Aku dan ‘mereka’ : Ia yang Meniup
Malam sabtu ini terasa suram, kelam, dan dingin. Hujan
sepertinya enggan meninggalkan desa ini. Ia terus saja turun seperti tangisan
dewi-dewi di khayangan sana dari sepulangku dari kampus sore ini. Baju dan
jaket yang basah tadi langsung kugantung angin-angin dengan menggunakan hanger.
“Helena fidu .. Where are you. Come’ on and enjoying
this game now”. Kulatunkan sedikit lagu menirukan opening theme songnya Scooby.
Terus saja kupanggil namanya berharap dia muncul sejenak. Sambil bernyanyi, aku
melepas kerudung abu-abuku yang juga basah.
Kamarku terasa sangat dingin, gelap. Dari celah pintu
aku membayangkan diluar mungkin lebih dingin.
“Males banget! Laporan udah selesai, malah sepi
melanda”, batinku melanda.
Kubuka pintu kamar dan mengarahkan kakiku menuju ruang
tv. Sepertinya hampir semua penghuni kosan ini banyak yang pulang kampong
karena weekend. Aku merasa kosan ini seperti rumah sendiri. Sepi.
Televise kunyalakan untuk meramaikan kosan dengan
volume suara yang tinggi. Kebetulan acaranya menarik. Tentang liputan seorang
blogger traveling kuliner yang kebetulan sedang di Negeri Ginseng. Tak apalah
mungkin aku melihatnya sendiri.
‘Fuuuhhh’..
Ditengah keseruannku sepertinya ada yang meniup
telinga kiriku, rambut pendekku sempat berkipas sebentar. Dingin rasanya. Secepatnya
aku menoleh.
“Astaghfirullah..”.
Secepatnya menghilang. Entah siapa. Usilnya. Ingin
berkenalannkah?
Pintu depan terbuka, sontak aku melihat. Ternyata
penjaga kosan sepertinya baru datang karena pulang kampong. Bajunya basah.
Sepertinya tetesan air itu belum juga reda. Ia duduk sebentar sambil
berkomentar sesekali tentang tayangan yang ada.

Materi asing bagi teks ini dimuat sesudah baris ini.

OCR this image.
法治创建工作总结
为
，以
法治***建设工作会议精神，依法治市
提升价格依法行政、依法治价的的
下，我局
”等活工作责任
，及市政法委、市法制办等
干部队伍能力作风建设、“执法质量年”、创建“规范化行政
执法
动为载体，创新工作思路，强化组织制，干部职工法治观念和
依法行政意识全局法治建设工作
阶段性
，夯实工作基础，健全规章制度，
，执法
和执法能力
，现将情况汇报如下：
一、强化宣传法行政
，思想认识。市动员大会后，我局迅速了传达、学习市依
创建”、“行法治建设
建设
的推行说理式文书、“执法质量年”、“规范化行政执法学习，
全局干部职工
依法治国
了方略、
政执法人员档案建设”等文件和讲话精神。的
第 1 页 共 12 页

“Lhah..lhah.. kok kerasane dingin banget yo mbak iki
dikaki”.
“Oh.. iya tha? Angin mungkin, maklum diluar khan masih
hujan”. Sahutku.
‘Fiuuuhh…’
Telingaku tiba-tiba ditiup lagi. Ingin tahu rasanya?
Hembusan udara dingin dingiiiinn sekali. Takut sih tetapi penasaran. Dan
berpikir yang bukan-bukan.
Tiba-tiba penjaga kosan beranjak dari tempat duduk dan
berkata lalu neninggalkanku penuh tanya, “iku lho mbak. Mbake yang biasanya
duduk didepan arep kenalan”.
Secepatnya aku mematikan tv, dan berlari menuju kamar.
Menarik selimut dan memaksakan memejamkan mata.